Background and Introduction
Multiple Sclerosis (MS) is a chronic inflammatory disease of the central nervous system characterized by focal T-cell and macrophage infiltrates that lead to demyelination and loss of neurologic function. The ultimate goal of immunotherapy in MS is to find immunologically specific, relatively nontoxic forms of therapy. Currently available immunomodulatory therapies have demonstrated the ability to modify disease outcome in patients with relapsing-remitting MS (RRMS), and although there is evidence that some of these treatments delay progression, no therapy is available to definitively arrest the disease.
Our understanding of MS implicates T-cell activation as an important step in the pathogenesis of this autoimmune disease. The CD28-B7 pathway of T-cell costimulation plays an important role in the pathogenesis of experimental autoimmune encephalomyelitis (EAE), the animal model of MS. Treatment of animals with CTLA4-Ig, a fusion protein that binds and blocks B7 interaction with CD28, suppresses EAE. Our hypothesis is that treatment with CTLA4-Ig will arrest the disease if administered early in the course of MS and decrease accumulation of lesions on MRI. Thus, our primary objective is to evaluate in a phase II study the efficacy of CTLA4-Ig therapy in patients with RRMS.
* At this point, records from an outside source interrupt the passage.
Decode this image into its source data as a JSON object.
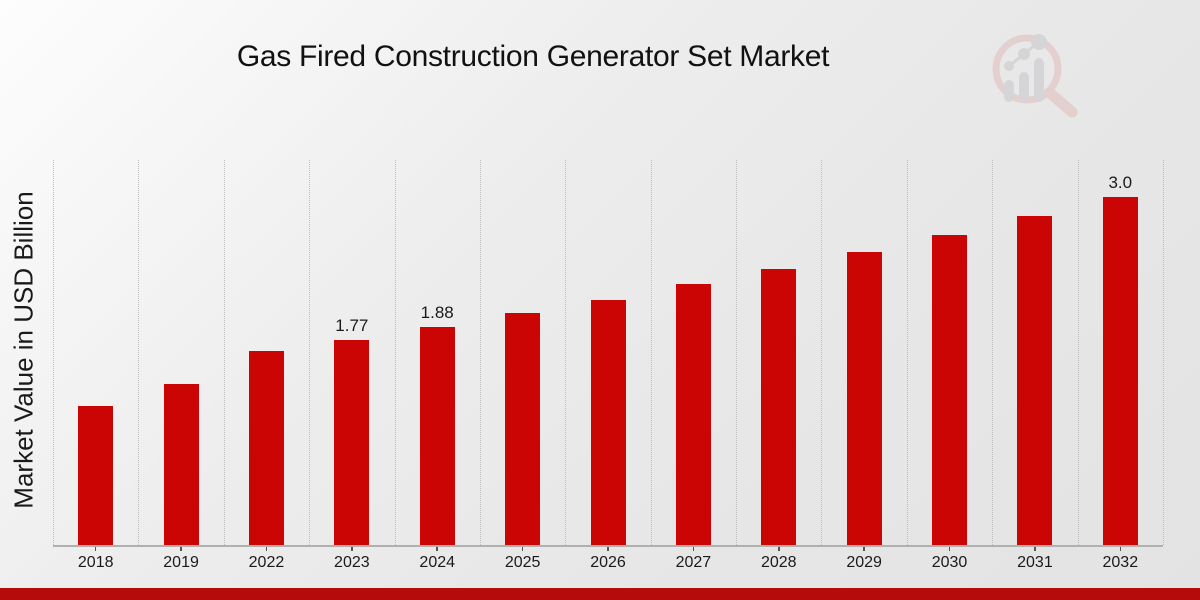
{
  "title": "Gas Fired Construction Generator Set Market",
  "ylabel": "Market Value in USD Billion",
  "logo": {
    "icon": "magnifier-bar-chart-logo"
  },
  "colors": {
    "bar": "#cb0404",
    "bottom_strip": "#b50b0b",
    "text": "#1a1a1a",
    "gridline": "#bdbdbd",
    "axis": "#b0b0b0",
    "logo_ring_pink": "#e2bcbc",
    "logo_gray": "#c7c7cb"
  },
  "chart_data": {
    "type": "bar",
    "title": "Gas Fired Construction Generator Set Market",
    "xlabel": "",
    "ylabel": "Market Value in USD Billion",
    "categories": [
      "2018",
      "2019",
      "2022",
      "2023",
      "2024",
      "2025",
      "2026",
      "2027",
      "2028",
      "2029",
      "2030",
      "2031",
      "2032"
    ],
    "values": [
      1.2,
      1.39,
      1.67,
      1.77,
      1.88,
      2.0,
      2.11,
      2.25,
      2.38,
      2.53,
      2.67,
      2.84,
      3.0
    ],
    "bar_labels": [
      "",
      "",
      "",
      "1.77",
      "1.88",
      "",
      "",
      "",
      "",
      "",
      "",
      "",
      "3.0"
    ],
    "ylim": [
      0,
      3.32
    ],
    "grid": "vertical-dotted",
    "legend": null
  }
}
The current trial comprises a core phase during which the primary endpoint will be assessed followed by an extension phase. The core phase is intended to address the central research aim of the trial, which is to evaluate the ability of abatacept to affect the accumulation of inflammatory MRI lesions in patients with RRMS. This will be assessed by a direct comparison of the treated versus placebo groups. In the extension phase, participants initially assigned to placebo will receive abatacept and those initially assigned to abatacept will receive placebo. This phase will allow additional important aims to be addressed.
In the extension phase, the placebo-to-abatacept group will provide the opportunity to observe an effect of abatacept on a well-established baseline rate of new lesion accumulation. If a substantial decrease is observed, this would support a clinical benefit for abatacept.
The abatacept-to-placebo group will allow us to see if the effect of abatacept is long-lasting. If the rate of lesion accumulation is initially lowered by abatacept and remains low when these participants receive placebo, this would support a tolerance-inducing effect for abatacept.